状态转移方程:\(f_{i,j}=\underset{j - 1\le k\le \min \lbrace j + s - 1\rbrace}\max\lbrace f_{i-1,k} + a_i \times j\rbrace\)
代码1
#include <iostream>
#include <cstring>
using namespace std;
typedef long long LL;
const int N = 5010;
int n,w,s;
LL a[N];
LL f[N][N];
int main () {
cin >> n >> w >> s;
for (int i = 1;i <= n;i++) cin >> a[i];
memset (f,-0x3f,sizeof (f));
f[0][0] = 0;
for (int i = 1;i <= n;i++) {
for (int j = 1;j <= w;j++) {
for (int k = j - 1;k <= min (w,j + s - 1);k++) f[i][j] = max (f[i][j],f[i - 1][k] + j * a[i]);
}
}
LL ans = -1e18;
for (int i = 0;i <= w;i++) ans = max (ans,f[n][i]);
// for (int i = 1;i <= n;i++) {
// for (int j = 0;j <= w;j++) cout << f[i][j] << ' ';
// cout << endl;
// }
// cout << endl;
cout << ans << endl;
return 0;
}
思路2
公式一拆变为\(f_{i,j}=\underset{j - 1\le k\le \min \lbrace j + s - 1\rbrace}\max\lbrace f_{i-1,k} \rbrace+ a_i \times j\)

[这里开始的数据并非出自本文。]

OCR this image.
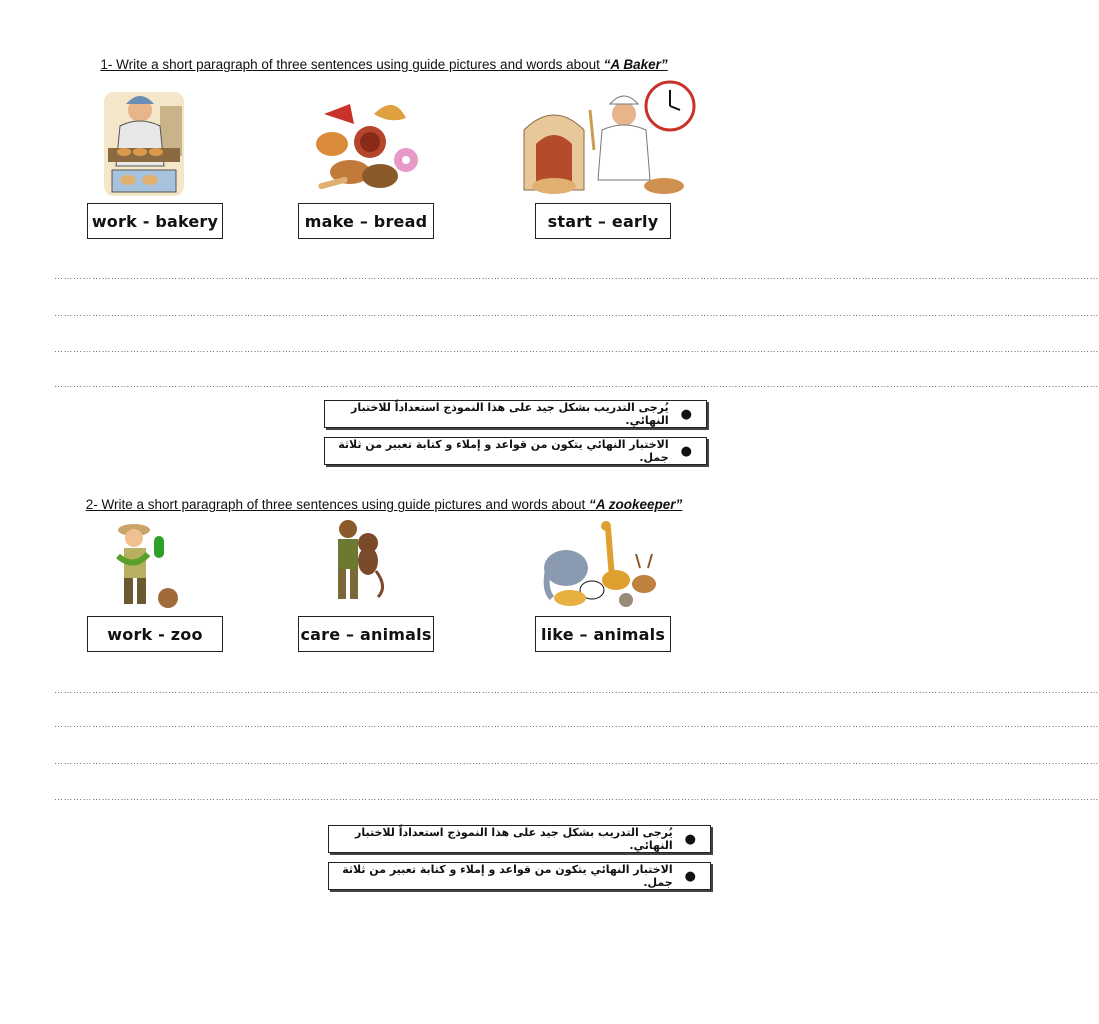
1- Write a short paragraph of three sentences using guide pictures and words about “A Baker”
work - bakery	make – bread	start – early
……………………………………………………………………………………………………………………………………………………………………………………………………………………………………………………………………………………………………
……………………………………………………………………………………………………………………………………………………………………………………………………………………………………………………………………………………………………
……………………………………………………………………………………………………………………………………………………………………………………………………………………………………………………………………………………………………
……………………………………………………………………………………………………………………………………………………………………………………………………………………………………………………………………………………………………
●
يُرجى التدريب بشكل جيد على هذا النموذج استعداداً للاختبار النهائي.
●
الاختبار النهائي يتكون من قواعد و إملاء و كتابة تعبير من ثلاثة جمل.
2- Write a short paragraph of three sentences using guide pictures and words about “A zookeeper”
work - zoo	care – animals	like – animals
……………………………………………………………………………………………………………………………………………………………………………………………………………………………………………………………………………………………………
……………………………………………………………………………………………………………………………………………………………………………………………………………………………………………………………………………………………………
……………………………………………………………………………………………………………………………………………………………………………………………………………………………………………………………………………………………………
……………………………………………………………………………………………………………………………………………………………………………………………………………………………………………………………………………………………………
●
يُرجى التدريب بشكل جيد على هذا النموذج استعداداً للاختبار النهائي.
●
الاختبار النهائي يتكون من قواعد و إملاء و كتابة تعبير من ثلاثة جمل.
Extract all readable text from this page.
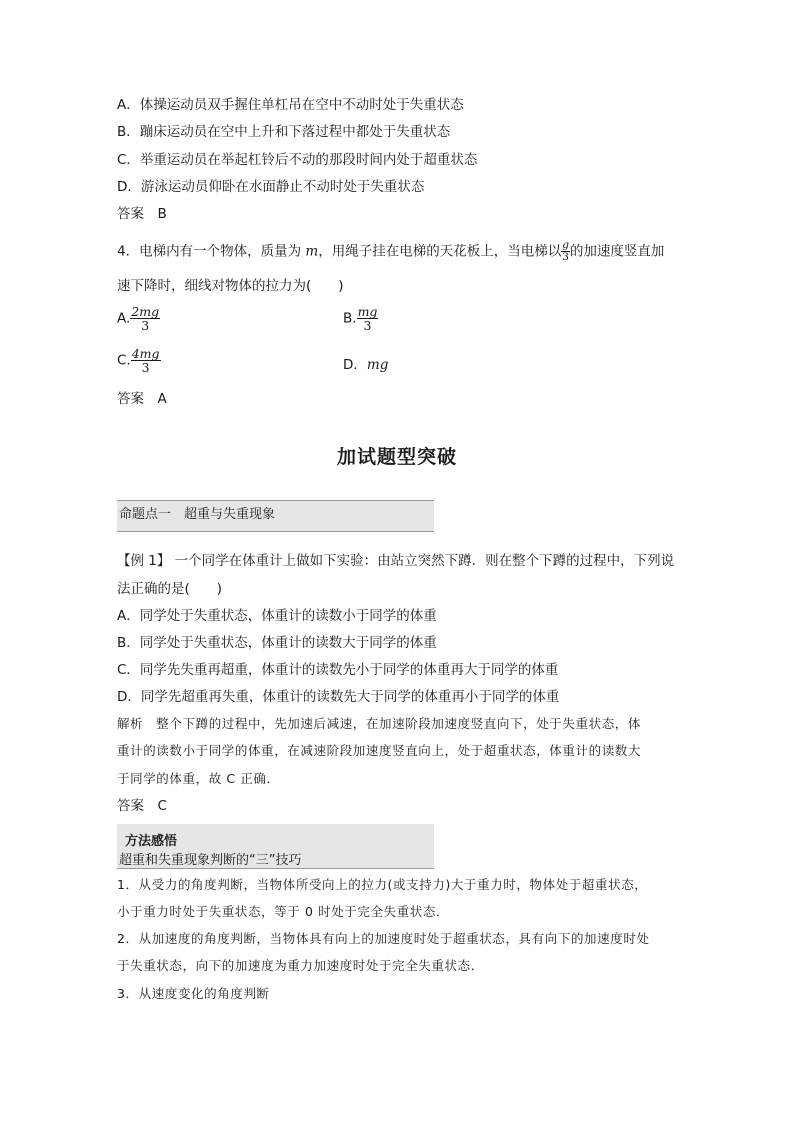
A．体操运动员双手握住单杠吊在空中不动时处于失重状态
B．蹦床运动员在空中上升和下落过程中都处于失重状态
C．举重运动员在举起杠铃后不动的那段时间内处于超重状态
D．游泳运动员仰卧在水面静止不动时处于失重状态
答案　B
4．电梯内有一个物体，质量为 m，用绳子挂在电梯的天花板上，当电梯以 $\frac{g}{3}$ 的加速度竖直加
速下降时，细线对物体的拉力为(　　)
A. $\frac{2mg}{3}$	B. $\frac{mg}{3}$
C. $\frac{4mg}{3}$	D．mg
答案　A
加试题型突破
命题点一　超重与失重现象
【例 1】 一个同学在体重计上做如下实验：由站立突然下蹲．则在整个下蹲的过程中，下列说
法正确的是(　　)
A．同学处于失重状态，体重计的读数小于同学的体重
B．同学处于失重状态，体重计的读数大于同学的体重
C．同学先失重再超重，体重计的读数先小于同学的体重再大于同学的体重
D．同学先超重再失重，体重计的读数先大于同学的体重再小于同学的体重
解析　整个下蹲的过程中，先加速后减速，在加速阶段加速度竖直向下，处于失重状态，体
重计的读数小于同学的体重，在减速阶段加速度竖直向上，处于超重状态，体重计的读数大
于同学的体重，故 C 正确．
答案　C
方法感悟
超重和失重现象判断的“三”技巧
1．从受力的角度判断，当物体所受向上的拉力(或支持力)大于重力时，物体处于超重状态，
小于重力时处于失重状态，等于 0 时处于完全失重状态．
2．从加速度的角度判断，当物体具有向上的加速度时处于超重状态，具有向下的加速度时处
于失重状态，向下的加速度为重力加速度时处于完全失重状态．
3．从速度变化的角度判断
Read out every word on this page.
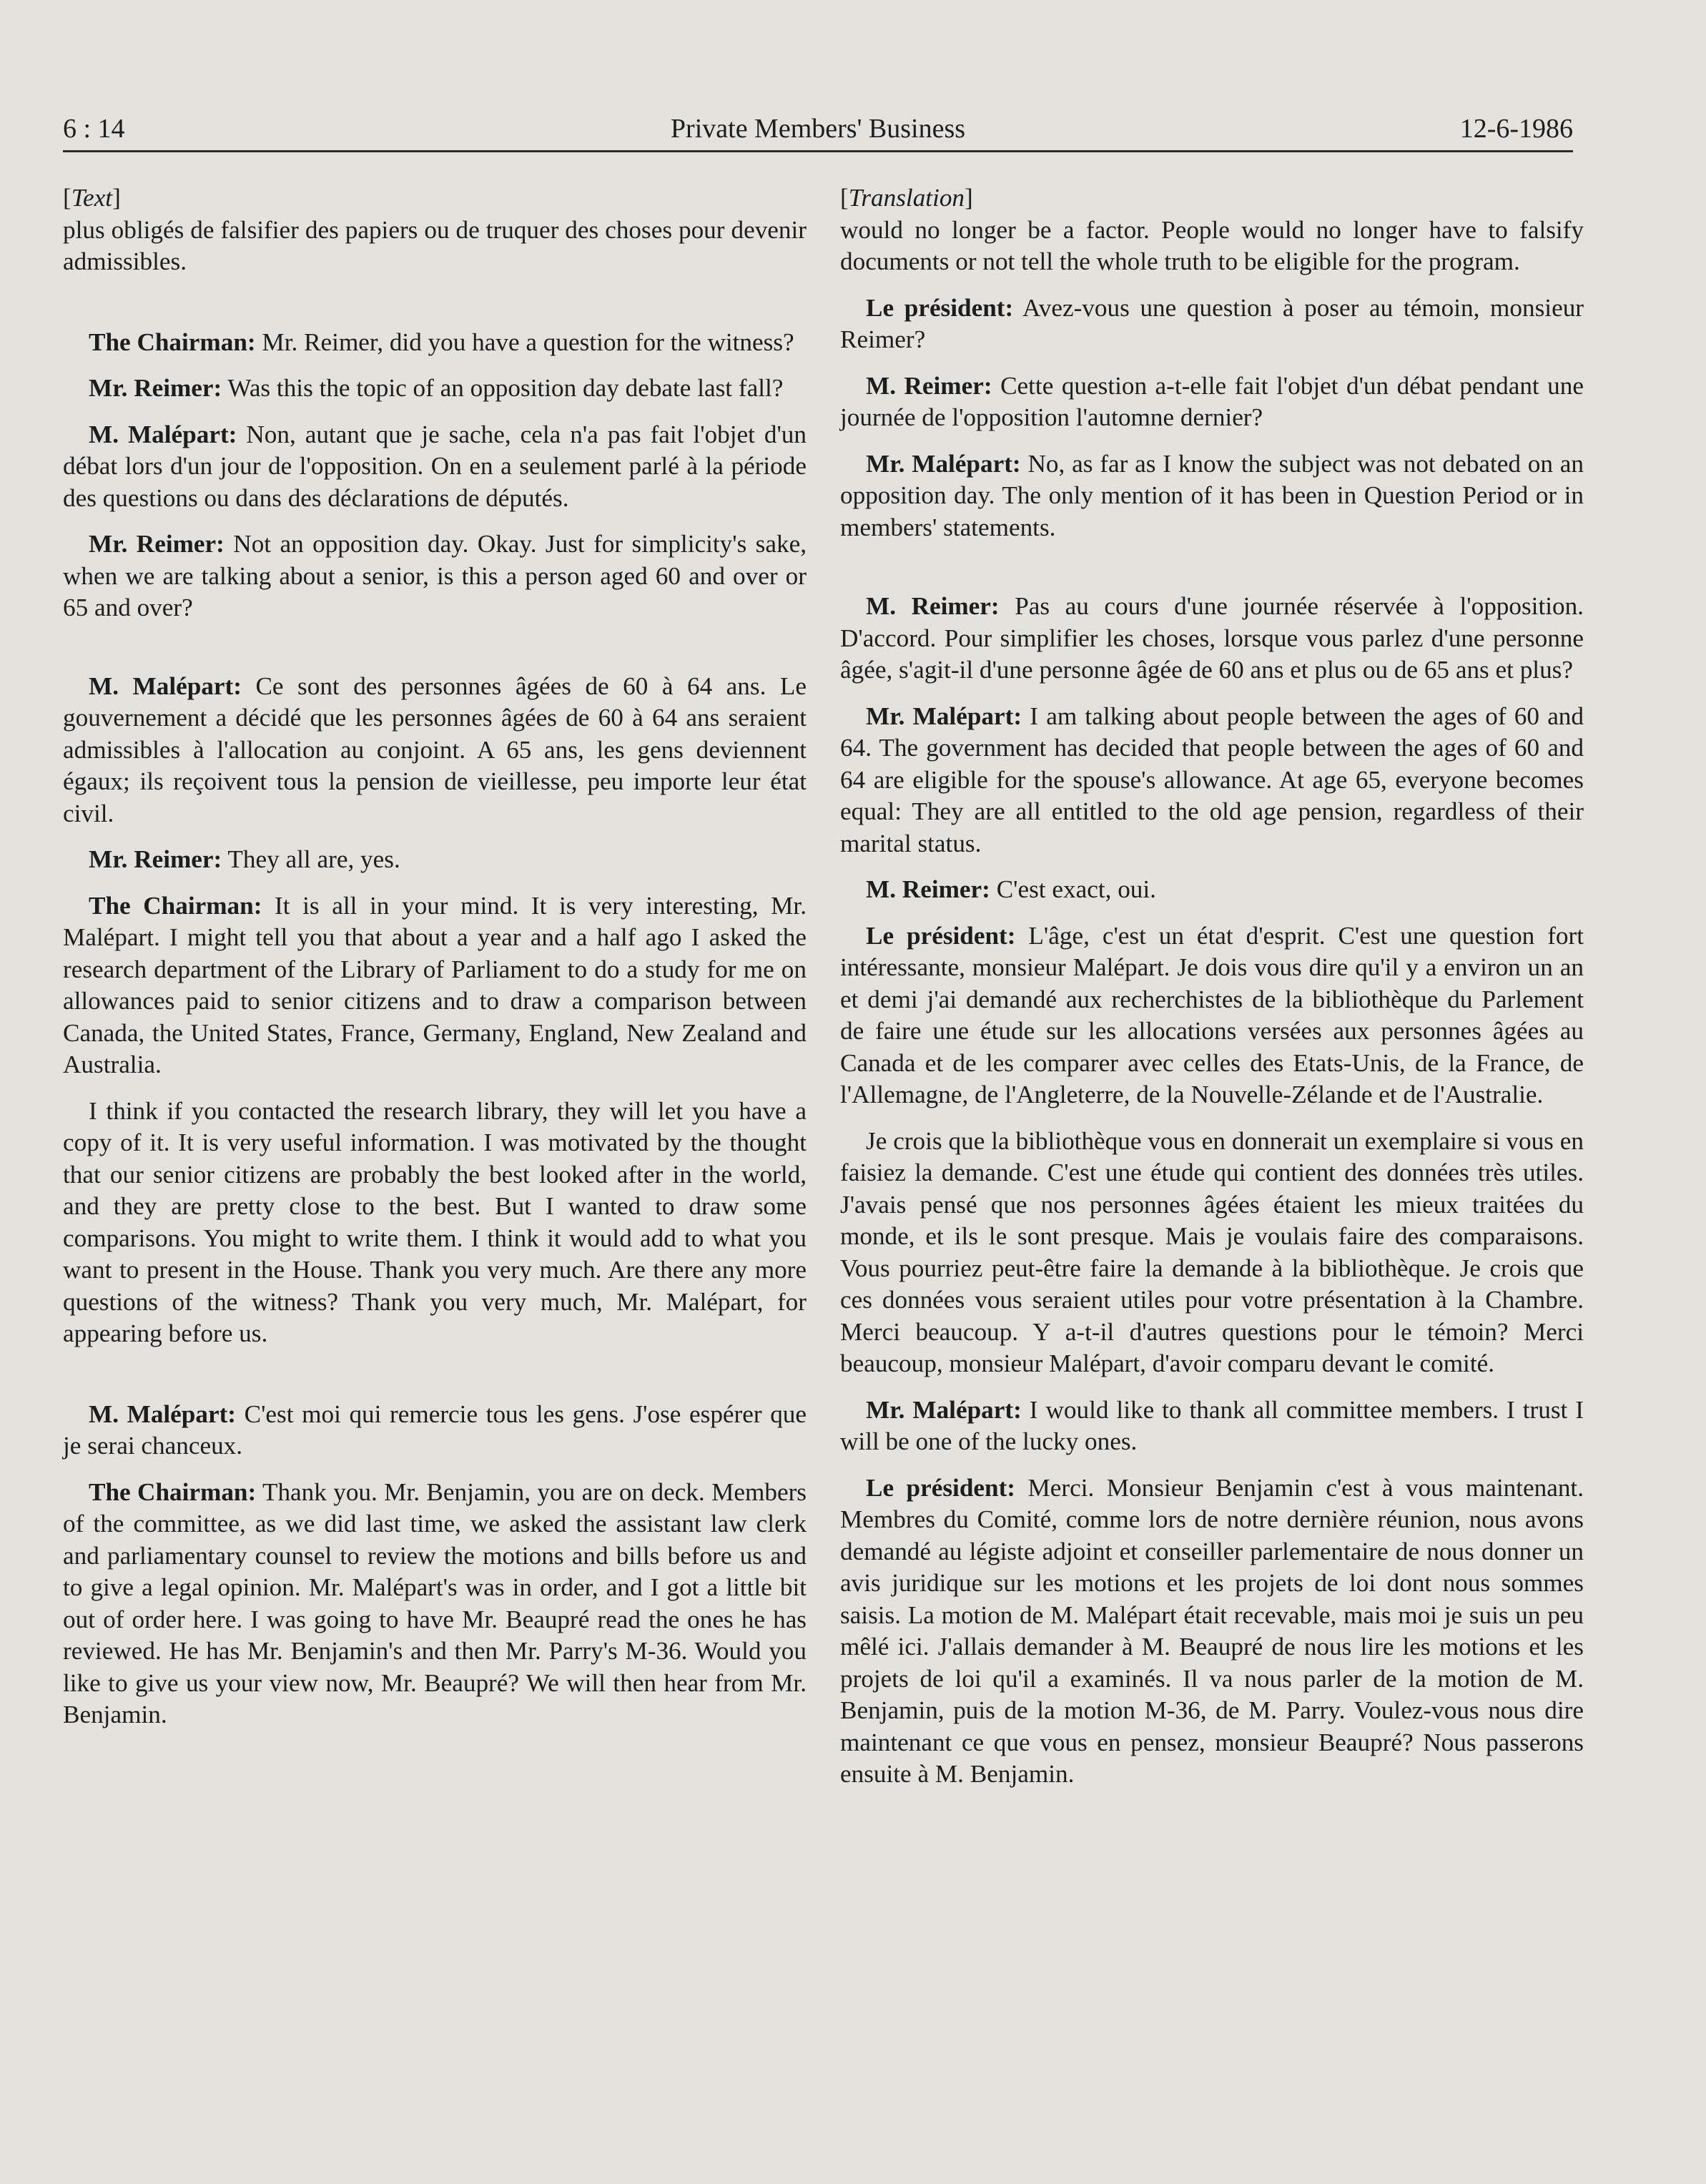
6 : 14	Private Members' Business	12-6-1986
[Text]

plus obligés de falsifier des papiers ou de truquer des choses pour devenir admissibles.

The Chairman: Mr. Reimer, did you have a question for the witness?

Mr. Reimer: Was this the topic of an opposition day debate last fall?

M. Malépart: Non, autant que je sache, cela n'a pas fait l'objet d'un débat lors d'un jour de l'opposition. On en a seulement parlé à la période des questions ou dans des déclarations de députés.

Mr. Reimer: Not an opposition day. Okay. Just for simplicity's sake, when we are talking about a senior, is this a person aged 60 and over or 65 and over?

M. Malépart: Ce sont des personnes âgées de 60 à 64 ans. Le gouvernement a décidé que les personnes âgées de 60 à 64 ans seraient admissibles à l'allocation au conjoint. A 65 ans, les gens deviennent égaux; ils reçoivent tous la pension de vieillesse, peu importe leur état civil.

Mr. Reimer: They all are, yes.

The Chairman: It is all in your mind. It is very interesting, Mr. Malépart. I might tell you that about a year and a half ago I asked the research department of the Library of Parliament to do a study for me on allowances paid to senior citizens and to draw a comparison between Canada, the United States, France, Germany, England, New Zealand and Australia.

I think if you contacted the research library, they will let you have a copy of it. It is very useful information. I was motivated by the thought that our senior citizens are probably the best looked after in the world, and they are pretty close to the best. But I wanted to draw some comparisons. You might to write them. I think it would add to what you want to present in the House. Thank you very much. Are there any more questions of the witness? Thank you very much, Mr. Malépart, for appearing before us.

M. Malépart: C'est moi qui remercie tous les gens. J'ose espérer que je serai chanceux.

The Chairman: Thank you. Mr. Benjamin, you are on deck. Members of the committee, as we did last time, we asked the assistant law clerk and parliamentary counsel to review the motions and bills before us and to give a legal opinion. Mr. Malépart's was in order, and I got a little bit out of order here. I was going to have Mr. Beaupré read the ones he has reviewed. He has Mr. Benjamin's and then Mr. Parry's M-36. Would you like to give us your view now, Mr. Beaupré? We will then hear from Mr. Benjamin.

[Translation]

would no longer be a factor. People would no longer have to falsify documents or not tell the whole truth to be eligible for the program.

Le président: Avez-vous une question à poser au témoin, monsieur Reimer?

M. Reimer: Cette question a-t-elle fait l'objet d'un débat pendant une journée de l'opposition l'automne dernier?

Mr. Malépart: No, as far as I know the subject was not debated on an opposition day. The only mention of it has been in Question Period or in members' statements.

M. Reimer: Pas au cours d'une journée réservée à l'opposition. D'accord. Pour simplifier les choses, lorsque vous parlez d'une personne âgée, s'agit-il d'une personne âgée de 60 ans et plus ou de 65 ans et plus?

Mr. Malépart: I am talking about people between the ages of 60 and 64. The government has decided that people between the ages of 60 and 64 are eligible for the spouse's allowance. At age 65, everyone becomes equal: They are all entitled to the old age pension, regardless of their marital status.

M. Reimer: C'est exact, oui.

Le président: L'âge, c'est un état d'esprit. C'est une question fort intéressante, monsieur Malépart. Je dois vous dire qu'il y a environ un an et demi j'ai demandé aux recherchistes de la bibliothèque du Parlement de faire une étude sur les allocations versées aux personnes âgées au Canada et de les comparer avec celles des Etats-Unis, de la France, de l'Allemagne, de l'Angleterre, de la Nouvelle-Zélande et de l'Australie.

Je crois que la bibliothèque vous en donnerait un exemplaire si vous en faisiez la demande. C'est une étude qui contient des données très utiles. J'avais pensé que nos personnes âgées étaient les mieux traitées du monde, et ils le sont presque. Mais je voulais faire des comparaisons. Vous pourriez peut-être faire la demande à la bibliothèque. Je crois que ces données vous seraient utiles pour votre présentation à la Chambre. Merci beaucoup. Y a-t-il d'autres questions pour le témoin? Merci beaucoup, monsieur Malépart, d'avoir comparu devant le comité.

Mr. Malépart: I would like to thank all committee members. I trust I will be one of the lucky ones.

Le président: Merci. Monsieur Benjamin c'est à vous maintenant. Membres du Comité, comme lors de notre dernière réunion, nous avons demandé au légiste adjoint et conseiller parlementaire de nous donner un avis juridique sur les motions et les projets de loi dont nous sommes saisis. La motion de M. Malépart était recevable, mais moi je suis un peu mêlé ici. J'allais demander à M. Beaupré de nous lire les motions et les projets de loi qu'il a examinés. Il va nous parler de la motion de M. Benjamin, puis de la motion M-36, de M. Parry. Voulez-vous nous dire maintenant ce que vous en pensez, monsieur Beaupré? Nous passerons ensuite à M. Benjamin.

我们用单调队列\(O(1)\)查询f_{i - 1,k}的最大值。
代码2
#include <iostream>
#include <cstring>
#include <deque>
using namespace std;
typedef long long LL;
const int N = 5010;
int n,w,s;
LL a[N];
LL f[N][N];
int main () {
cin >> n >> w >> s;
for (int i = 1;i <= n;i++) cin >> a[i];
memset (f,-0x3f,sizeof (f));
f[0][0] = 0;
for (int i = 1;i <= n;i++) {
deque <int> q;
q.push_back (w);
for (int j = w;j >= 1;j--) {
while (q.size () && q.front () - j >= s) q.pop_front ();
while (q.size () && f[i - 1][q.back ()] <= f[i - 1][j - 1]) q.pop_back ();
q.push_back (j - 1);
f[i][j] = f[i - 1][q.front ()] + a[i] * j;
}
}
LL ans = -1e18;
for (int i = 0;i <= w;i++) ans = max (ans,f[n][i]);
// for (int i = 1;i <= n;i++) {
// for (int j = 0;j <= w;j++) cout << f[i][j] << ' ';
// cout << endl;
// }
// cout << endl;
cout << ans << endl;
return 0;
}